As grandes mudanças de comportamentos, de atitudes, no modo de agir e de viver dos agrupamentos de pessoas, comunidades, das nações e até da Humanidade inteira começaram com pequenas ideias que surgiram em tempos difíceis. Em épocas de sangrentas guerras, catástrofes, pestes, pandemias, terremotos e furacões. Nos tempos de calmaria ninguém está preocupado em mudar para melhorar. Mas em tempos de incertezas, de nervosismo, de insegurança e de pânico, todos nossos sentidos se voltam para encontrar soluções, saídas, curas e melhoras, em todos os setores da atividade humana. Os tempos mais difíceis são os mais produtivos, iluminados e verdadeiramente reveladores das melhores qualidades da raça humana. É em dias como os de agora que surgem os caminhos que nos levarão a melhorar a vida de todos, a evoluir no reconhecimento do grande valor da vida, de cada um e de todos nós. Portanto, não devemos desperdiçar essa energia que armazenamos agora, em busca da sobrevivência e de uma vida mais feliz, saudável e fraterna.

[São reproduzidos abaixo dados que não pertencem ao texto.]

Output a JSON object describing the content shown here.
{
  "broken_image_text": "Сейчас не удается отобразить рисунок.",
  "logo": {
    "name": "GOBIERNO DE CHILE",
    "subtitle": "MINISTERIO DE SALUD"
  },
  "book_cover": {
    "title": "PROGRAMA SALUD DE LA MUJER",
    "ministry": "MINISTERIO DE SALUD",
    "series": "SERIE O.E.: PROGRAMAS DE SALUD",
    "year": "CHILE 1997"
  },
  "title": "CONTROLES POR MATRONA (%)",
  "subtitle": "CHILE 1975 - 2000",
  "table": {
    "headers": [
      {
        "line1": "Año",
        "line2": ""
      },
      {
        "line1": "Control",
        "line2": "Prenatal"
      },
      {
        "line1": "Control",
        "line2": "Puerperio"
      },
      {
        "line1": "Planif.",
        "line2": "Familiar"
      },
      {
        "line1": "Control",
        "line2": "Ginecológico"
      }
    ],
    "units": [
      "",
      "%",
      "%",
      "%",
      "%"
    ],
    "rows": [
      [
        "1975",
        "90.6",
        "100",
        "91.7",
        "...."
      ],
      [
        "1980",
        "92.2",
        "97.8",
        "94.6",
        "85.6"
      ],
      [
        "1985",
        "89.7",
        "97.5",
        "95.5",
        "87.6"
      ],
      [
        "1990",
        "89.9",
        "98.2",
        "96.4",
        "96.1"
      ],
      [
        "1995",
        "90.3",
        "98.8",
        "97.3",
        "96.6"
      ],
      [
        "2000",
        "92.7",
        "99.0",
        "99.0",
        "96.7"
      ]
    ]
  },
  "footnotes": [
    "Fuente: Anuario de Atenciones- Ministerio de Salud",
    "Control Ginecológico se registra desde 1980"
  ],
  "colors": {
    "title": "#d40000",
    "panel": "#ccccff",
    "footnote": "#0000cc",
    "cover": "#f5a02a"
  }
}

Vamos viver estes dias como se fossem os melhores, fechando os olhos para sentimentos que não sejam dignos dos antepassados. Daqueles que viveram e lutaram em um mundo desprovido de ciência e de tecnologia, com parcos recursos materiais e científicos, sem nenhum conforto e nenhuma segurança. Eles sobreviveram e por isso, só por isso, conseguimos hoje desfrutar muitas maravilhas desse mundo, propiciados pela evolução da ciência, pelo
progresso dos seres verdadeiramente…Humanos! Eu sou um eterno otimista, embora em alguns momentos tenha vontade de desistir – vontade que expulso com pontapés nos fundilhos, sem dó nem piedade. E sou da paz, embora saiba que muitas vezes será preciso guerrear com as ideias de quem quer e gosta de ser melhor que os outros. Quero ser igual a todos os que acreditam na fraternidade, na igualdade e no direito que todos temos de sermos donos de nossas opções e escolhas. Sou radicalmente a favor da liberdade, e totalmente a favor da crítica direcionada a melhorar o que está errado, ou que não funciona como deveria.

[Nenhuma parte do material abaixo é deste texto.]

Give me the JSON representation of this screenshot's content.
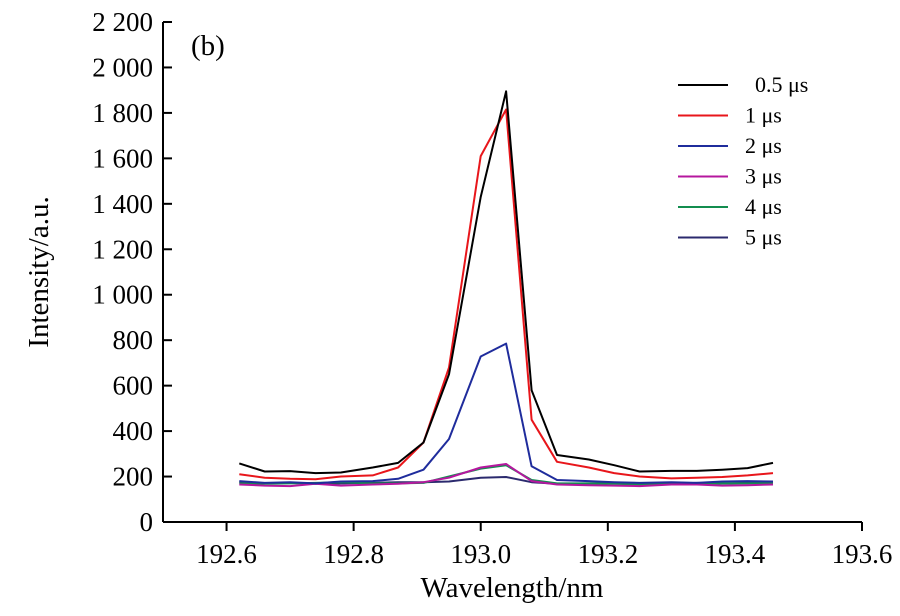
{
  "chart_data": {
    "type": "line",
    "panel_label": "(b)",
    "xlabel": "Wavelength/nm",
    "ylabel": "Intensity/a.u.",
    "xlim": [
      192.5,
      193.6
    ],
    "ylim": [
      0,
      2200
    ],
    "xticks": [
      192.6,
      192.8,
      193.0,
      193.2,
      193.4,
      193.6
    ],
    "xtick_labels": [
      "192.6",
      "192.8",
      "193.0",
      "193.2",
      "193.4",
      "193.6"
    ],
    "yticks": [
      0,
      200,
      400,
      600,
      800,
      1000,
      1200,
      1400,
      1600,
      1800,
      2000,
      2200
    ],
    "ytick_labels": [
      "0",
      "200",
      "400",
      "600",
      "800",
      "1 000",
      "1 200",
      "1 400",
      "1 600",
      "1 800",
      "2 000",
      "2 200"
    ],
    "legend_position": "top-right",
    "grid": false,
    "x": [
      192.62,
      192.66,
      192.7,
      192.74,
      192.78,
      192.83,
      192.87,
      192.91,
      192.95,
      193.0,
      193.04,
      193.08,
      193.12,
      193.17,
      193.21,
      193.25,
      193.3,
      193.34,
      193.38,
      193.42,
      193.46
    ],
    "series": [
      {
        "name": "0.5 μs",
        "color": "#000000",
        "values": [
          258,
          222,
          224,
          215,
          218,
          240,
          260,
          350,
          650,
          1430,
          1895,
          580,
          295,
          275,
          250,
          222,
          225,
          225,
          230,
          237,
          260
        ]
      },
      {
        "name": "1 μs",
        "color": "#e8161b",
        "values": [
          210,
          195,
          190,
          188,
          200,
          205,
          240,
          350,
          680,
          1610,
          1815,
          450,
          265,
          240,
          215,
          200,
          192,
          195,
          198,
          205,
          215
        ]
      },
      {
        "name": "2 μs",
        "color": "#1f2c9c",
        "values": [
          180,
          172,
          175,
          170,
          178,
          180,
          190,
          230,
          365,
          728,
          785,
          245,
          185,
          180,
          175,
          172,
          175,
          172,
          178,
          180,
          178
        ]
      },
      {
        "name": "3 μs",
        "color": "#b5179e",
        "values": [
          165,
          160,
          158,
          168,
          160,
          165,
          168,
          175,
          195,
          240,
          255,
          180,
          165,
          162,
          160,
          158,
          165,
          165,
          160,
          162,
          165
        ]
      },
      {
        "name": "4 μs",
        "color": "#138d4f",
        "values": [
          170,
          168,
          170,
          172,
          175,
          170,
          170,
          172,
          200,
          235,
          250,
          185,
          170,
          170,
          168,
          165,
          170,
          170,
          170,
          170,
          172
        ]
      },
      {
        "name": "5 μs",
        "color": "#2b2a6e",
        "values": [
          175,
          170,
          172,
          168,
          170,
          172,
          175,
          175,
          178,
          195,
          198,
          175,
          168,
          170,
          172,
          170,
          168,
          172,
          170,
          172,
          175
        ]
      }
    ]
  }
}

Tenho certeza que tais sentimentos foram fundamentais para que nós, a civilização humana que habita o planeta terra, construíssemos a vida que desfrutamos. E ela ainda tem muitas injustiças, misérias, crueldades, barbáries e crimes contra essa mesma Humanidade – da qual podemos, em muitos momentos, nos orgulhar. E em outras muitas situações, nos envergonhar. Podemos e temos todas as condições de aparar estas tristes arestas que ainda restam dos tempos em que o ser humano era apenas um animal lutando pela sobrevivência da espécie, onde suas armas eram para matar, dominar, impor, decretar ou obrigar. Hoje, temos todas as condições e também as armas de amor, de fraternidade, para exterminar desigualdades que vêm desde quando vivíamos em cavernas e temíamos os raios, os trovões e os relâmpagos. Precisamos pensar em evoluir, como pensaram os que viviam naqueles longínquos tempos de medo e de escuridão. Ou teremos deixado de merecer o título de Seres Humanos.